Il pubblico restava passivo, spettatore e non interlocutore.
Solo con l’arrivo del canale di ritorno digitale e le prime sperimentazioni di polling via SMS si cominciò a sognare una televisione che potesse ascoltare, rispondere, interagire.
Il telecomando diventava un microfono silenzioso: un gesto di risposta, un voto, un acquisto, un segnale di presenza.
Io, in quel periodo, ero una figura tra le righe: un ghost management consultant. Collaboravo con i gruppi misti di RAI e Telecom, costruendo proposte e modelli di integrazione che dovevano restare invisibili ma efficaci.
Il mio passato con Omnitel, il principale competitor di Telecom Italia, mi seguiva come un’ombra.
Ogni comunicazione, ogni telefonata, ogni spostamento sembrava osservato.
Lavorare “spiato” era la regola non scritta di quelle grandi organizzazioni che difendevano con zelo il proprio perimetro d’influenza.
Eppure, proprio in quell’atmosfera di sospetto e competizione, prendevano forma alcune delle idee più visionarie dell’epoca.
Le piattaforme MHP e JavaTV aprivano la strada a un ecosistema in cui il televisore poteva finalmente dialogare.
Il broadcast si faceva bidirezionale, e la TV cominciava a somigliare a un browser.
Quell’esperimento, nato a Torino, fu il seme di tutto ciò che oggi chiamiamo Smart TV e streaming on demand.
Non era solo una rivoluzione tecnica, ma un cambio di mentalità: lo spettatore diventava utente.
Anni dopo mi spostai a Cologno Monzese, in Corso Europa 40.
Da quella sede, il mondo dei media aveva un respiro diverso: non più laboratorio, ma palcoscenico permanente.
Tra studi televisivi, agenzie e centri di produzione, si respirava la transizione verso una televisione convergente, dove Internet, telefonia e intrattenimento finalmente si toccavano.
In parallelo, seguivo progetti di mobile entertainment e pagamenti digitali, intuendo che la vera trasformazione non sarebbe venuta solo dai contenuti, ma da come le persone avrebbero iniziato a pagarli. Il codice, il numero breve, l’SMS premium erano gli antenati dei digital wallet, e aprivano la strada all’economia dell’attenzione.
Mentre viaggiavo tra conferenze e progetti internazionali, cercando di far dialogare cinema, televisione e tecnologie mobili, lavoravo anche con le Nazioni Unite su programmi di sviluppo ICT in Honduras, Madagascar e Tunisia.
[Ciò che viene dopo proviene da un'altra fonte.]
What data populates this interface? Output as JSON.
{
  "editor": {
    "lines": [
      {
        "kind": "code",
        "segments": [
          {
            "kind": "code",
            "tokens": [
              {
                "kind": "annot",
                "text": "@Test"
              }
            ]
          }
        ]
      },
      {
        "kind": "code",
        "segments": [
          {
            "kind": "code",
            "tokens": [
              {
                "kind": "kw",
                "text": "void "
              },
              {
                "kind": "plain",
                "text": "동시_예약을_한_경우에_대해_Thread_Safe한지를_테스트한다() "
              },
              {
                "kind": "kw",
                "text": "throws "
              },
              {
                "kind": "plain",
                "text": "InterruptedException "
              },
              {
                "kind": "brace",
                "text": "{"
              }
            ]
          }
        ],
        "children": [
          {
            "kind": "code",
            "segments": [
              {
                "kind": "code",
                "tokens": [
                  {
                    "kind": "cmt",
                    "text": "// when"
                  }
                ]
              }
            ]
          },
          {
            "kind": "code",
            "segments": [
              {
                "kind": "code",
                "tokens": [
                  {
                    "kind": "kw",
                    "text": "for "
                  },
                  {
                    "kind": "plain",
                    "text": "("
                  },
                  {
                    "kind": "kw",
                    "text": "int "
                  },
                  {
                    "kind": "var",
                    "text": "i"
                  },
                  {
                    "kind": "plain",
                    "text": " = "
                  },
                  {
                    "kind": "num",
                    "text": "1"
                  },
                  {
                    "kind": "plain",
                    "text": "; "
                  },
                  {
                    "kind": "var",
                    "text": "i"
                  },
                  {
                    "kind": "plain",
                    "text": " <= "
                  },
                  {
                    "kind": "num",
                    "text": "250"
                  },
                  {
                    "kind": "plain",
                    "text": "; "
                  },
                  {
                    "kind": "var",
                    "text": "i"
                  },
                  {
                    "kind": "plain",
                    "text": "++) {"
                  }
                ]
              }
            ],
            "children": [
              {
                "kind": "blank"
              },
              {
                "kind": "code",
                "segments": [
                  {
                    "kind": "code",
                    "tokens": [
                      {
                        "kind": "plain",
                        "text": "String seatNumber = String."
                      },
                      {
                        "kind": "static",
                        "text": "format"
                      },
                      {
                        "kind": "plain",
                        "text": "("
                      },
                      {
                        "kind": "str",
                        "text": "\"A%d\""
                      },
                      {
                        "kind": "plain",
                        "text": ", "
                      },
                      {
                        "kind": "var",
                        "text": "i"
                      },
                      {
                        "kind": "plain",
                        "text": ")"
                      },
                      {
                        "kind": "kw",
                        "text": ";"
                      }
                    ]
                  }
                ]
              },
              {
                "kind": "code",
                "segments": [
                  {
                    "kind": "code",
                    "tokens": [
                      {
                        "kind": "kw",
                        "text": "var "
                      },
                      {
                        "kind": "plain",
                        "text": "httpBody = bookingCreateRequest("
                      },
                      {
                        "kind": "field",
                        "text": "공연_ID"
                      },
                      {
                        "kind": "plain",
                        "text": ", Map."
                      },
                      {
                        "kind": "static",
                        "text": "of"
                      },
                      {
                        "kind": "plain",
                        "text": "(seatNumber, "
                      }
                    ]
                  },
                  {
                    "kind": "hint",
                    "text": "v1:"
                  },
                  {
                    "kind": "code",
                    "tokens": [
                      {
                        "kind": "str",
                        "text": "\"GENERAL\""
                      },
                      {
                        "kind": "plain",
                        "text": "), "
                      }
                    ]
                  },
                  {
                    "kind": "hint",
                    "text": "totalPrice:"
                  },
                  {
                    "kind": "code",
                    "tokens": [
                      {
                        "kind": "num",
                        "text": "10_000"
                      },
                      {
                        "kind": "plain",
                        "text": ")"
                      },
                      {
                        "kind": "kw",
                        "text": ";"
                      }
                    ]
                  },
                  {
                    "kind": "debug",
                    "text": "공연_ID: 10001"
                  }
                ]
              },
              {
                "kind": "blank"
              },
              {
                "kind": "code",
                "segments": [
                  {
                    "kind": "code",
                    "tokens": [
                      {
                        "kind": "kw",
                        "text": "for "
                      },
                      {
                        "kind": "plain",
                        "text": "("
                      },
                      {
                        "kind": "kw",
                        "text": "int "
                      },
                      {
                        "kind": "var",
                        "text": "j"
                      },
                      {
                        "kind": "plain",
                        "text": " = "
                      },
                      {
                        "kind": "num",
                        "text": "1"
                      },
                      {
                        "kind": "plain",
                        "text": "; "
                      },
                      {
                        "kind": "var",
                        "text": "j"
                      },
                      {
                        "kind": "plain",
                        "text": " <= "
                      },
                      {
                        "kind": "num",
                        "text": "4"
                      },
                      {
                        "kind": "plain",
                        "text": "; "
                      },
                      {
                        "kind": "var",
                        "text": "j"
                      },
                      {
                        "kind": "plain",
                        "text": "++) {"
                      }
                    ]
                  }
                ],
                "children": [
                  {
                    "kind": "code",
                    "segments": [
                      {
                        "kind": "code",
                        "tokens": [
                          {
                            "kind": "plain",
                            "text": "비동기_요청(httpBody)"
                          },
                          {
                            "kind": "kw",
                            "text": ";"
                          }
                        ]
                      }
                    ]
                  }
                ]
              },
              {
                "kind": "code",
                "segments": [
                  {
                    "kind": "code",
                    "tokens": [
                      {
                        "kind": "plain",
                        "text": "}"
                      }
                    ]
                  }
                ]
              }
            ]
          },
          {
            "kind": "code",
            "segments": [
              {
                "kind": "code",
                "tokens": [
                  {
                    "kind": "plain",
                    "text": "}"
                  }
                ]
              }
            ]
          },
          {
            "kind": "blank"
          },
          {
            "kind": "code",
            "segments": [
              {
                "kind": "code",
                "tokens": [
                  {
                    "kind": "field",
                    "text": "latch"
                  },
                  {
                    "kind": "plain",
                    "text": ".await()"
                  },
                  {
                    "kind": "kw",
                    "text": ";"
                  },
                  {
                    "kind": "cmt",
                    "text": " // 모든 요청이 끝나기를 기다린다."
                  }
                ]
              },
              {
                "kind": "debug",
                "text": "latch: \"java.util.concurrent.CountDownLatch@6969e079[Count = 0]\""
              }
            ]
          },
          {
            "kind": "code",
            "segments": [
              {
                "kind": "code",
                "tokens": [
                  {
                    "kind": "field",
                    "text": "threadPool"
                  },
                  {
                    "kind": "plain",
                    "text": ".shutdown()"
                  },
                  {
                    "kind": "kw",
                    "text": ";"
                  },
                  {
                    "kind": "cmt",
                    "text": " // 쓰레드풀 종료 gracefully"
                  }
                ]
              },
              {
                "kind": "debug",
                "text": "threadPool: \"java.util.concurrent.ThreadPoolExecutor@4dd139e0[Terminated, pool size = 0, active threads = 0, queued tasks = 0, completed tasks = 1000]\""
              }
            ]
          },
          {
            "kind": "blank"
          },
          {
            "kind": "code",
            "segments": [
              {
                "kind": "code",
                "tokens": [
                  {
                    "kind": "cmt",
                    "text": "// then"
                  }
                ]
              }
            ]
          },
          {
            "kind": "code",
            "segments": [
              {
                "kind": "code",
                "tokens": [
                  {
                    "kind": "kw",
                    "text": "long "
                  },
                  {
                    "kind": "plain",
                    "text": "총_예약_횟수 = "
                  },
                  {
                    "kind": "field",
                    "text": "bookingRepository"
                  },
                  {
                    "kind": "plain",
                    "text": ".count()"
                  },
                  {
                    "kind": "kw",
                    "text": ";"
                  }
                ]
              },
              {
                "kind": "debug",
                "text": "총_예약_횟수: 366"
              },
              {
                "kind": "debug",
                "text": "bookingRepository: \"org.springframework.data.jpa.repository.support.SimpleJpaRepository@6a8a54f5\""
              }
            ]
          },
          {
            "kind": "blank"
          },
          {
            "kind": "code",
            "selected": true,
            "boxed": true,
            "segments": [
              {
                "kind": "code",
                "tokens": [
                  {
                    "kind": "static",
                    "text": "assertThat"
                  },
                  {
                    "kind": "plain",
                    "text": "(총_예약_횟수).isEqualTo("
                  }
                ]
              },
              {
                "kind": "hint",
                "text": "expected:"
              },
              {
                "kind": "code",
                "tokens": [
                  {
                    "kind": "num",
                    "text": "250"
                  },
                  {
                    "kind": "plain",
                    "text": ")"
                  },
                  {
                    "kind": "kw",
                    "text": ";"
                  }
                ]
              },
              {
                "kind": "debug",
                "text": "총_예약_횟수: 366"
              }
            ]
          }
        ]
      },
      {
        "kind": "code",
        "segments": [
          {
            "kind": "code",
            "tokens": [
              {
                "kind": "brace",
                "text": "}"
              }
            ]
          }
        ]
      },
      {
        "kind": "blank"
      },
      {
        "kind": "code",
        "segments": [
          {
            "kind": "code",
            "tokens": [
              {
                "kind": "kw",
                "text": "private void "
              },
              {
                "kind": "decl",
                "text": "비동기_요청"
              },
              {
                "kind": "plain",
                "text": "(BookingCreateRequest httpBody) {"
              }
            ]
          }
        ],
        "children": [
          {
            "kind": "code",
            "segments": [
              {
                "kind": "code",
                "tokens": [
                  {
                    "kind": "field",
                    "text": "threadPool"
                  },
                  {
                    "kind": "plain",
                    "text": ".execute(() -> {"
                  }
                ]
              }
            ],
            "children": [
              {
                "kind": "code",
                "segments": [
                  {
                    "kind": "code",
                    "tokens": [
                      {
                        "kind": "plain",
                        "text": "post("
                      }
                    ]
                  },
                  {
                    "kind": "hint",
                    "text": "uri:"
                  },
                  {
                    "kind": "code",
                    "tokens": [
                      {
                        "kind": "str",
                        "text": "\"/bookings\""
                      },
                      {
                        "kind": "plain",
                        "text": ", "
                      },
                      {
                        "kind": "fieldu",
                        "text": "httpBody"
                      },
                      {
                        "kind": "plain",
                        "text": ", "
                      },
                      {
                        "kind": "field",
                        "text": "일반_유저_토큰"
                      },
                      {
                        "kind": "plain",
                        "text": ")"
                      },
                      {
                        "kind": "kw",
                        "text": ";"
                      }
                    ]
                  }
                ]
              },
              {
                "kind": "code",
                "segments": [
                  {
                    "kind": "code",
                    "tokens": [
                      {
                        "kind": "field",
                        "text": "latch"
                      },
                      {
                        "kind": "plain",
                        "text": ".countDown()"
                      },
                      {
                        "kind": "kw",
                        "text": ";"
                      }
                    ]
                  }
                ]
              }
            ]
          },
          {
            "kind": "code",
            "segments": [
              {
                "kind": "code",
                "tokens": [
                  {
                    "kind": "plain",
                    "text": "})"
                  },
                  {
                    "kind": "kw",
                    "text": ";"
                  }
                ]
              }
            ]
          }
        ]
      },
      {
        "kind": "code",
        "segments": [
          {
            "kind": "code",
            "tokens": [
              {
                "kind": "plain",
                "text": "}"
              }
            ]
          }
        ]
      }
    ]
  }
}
Lì la rete aveva un altro significato: non era intrattenimento, ma accesso alla conoscenza, strumento di emancipazione sociale.
Capivo sempre più che l’innovazione non è mai neutra: cambia a seconda del contesto, delle persone, della speranza che vi si proietta dentro.
Riguardandolo oggi, quel periodo sembra un ponte tra due ere.
Da una parte la televisione che diventava digitale, dall’altra la telefonia che scopriva il potere dell’immagine.
Due mondi che si erano sempre osservati da lontano, improvvisamente si fusero nello stesso spettro.
E in mezzo, come un’eco costante, restano i suoni di quegli anni:
il fruscio delle parabole, il bip dei telefoni GSM, le note dei Massive Attack in sottofondo e il ronzio continuo dei server nei centri dati.
Era il suono della transizione: un’onda lunga che da Torino arrivava fino a Cologno, e da lì, idealmente, fino al Madagascar.
Cronologia sintetica
- 2002–2003 → Mediaset avvia le prime sperimentazioni tecniche del segnale DTT (DVB-T) a Milano, Torino e Roma, in collaborazione con Elettronica Industriale e con il supporto di RTI.
I test erano riservati a tecnici e a un gruppo ristretto di utenti pilota. - 20 novembre 2003 → Mediaset avvia ufficialmente le trasmissioni digitali terrestri, diffondendo in chiaro Canale 5, Italia 1 e Rete 4, insieme ai canali sperimentali Mediashopping e Boing.
Il segnale raggiunge inizialmente parte della Lombardia, del Lazio e del Piemonte. - 3 gennaio 2004 → RAI inaugura a Torino, in Corso Eusebio Giambone, le proprie trasmissioni DTT, celebrando i 50 anni della televisione italiana.
- 2004–2005 → Entrambe le reti avviano i primi servizi interattivi MHP (Mediaset con Mediavideo Interattivo e RAI con RAI Click e RaiNews24+).
📎 Approfondimenti e Keynotes di quel periodo:
iarlori.com/keynotes-200x
(Conferenze e interventi tra cinema, televisione e innovazione digitale – 2000–2009)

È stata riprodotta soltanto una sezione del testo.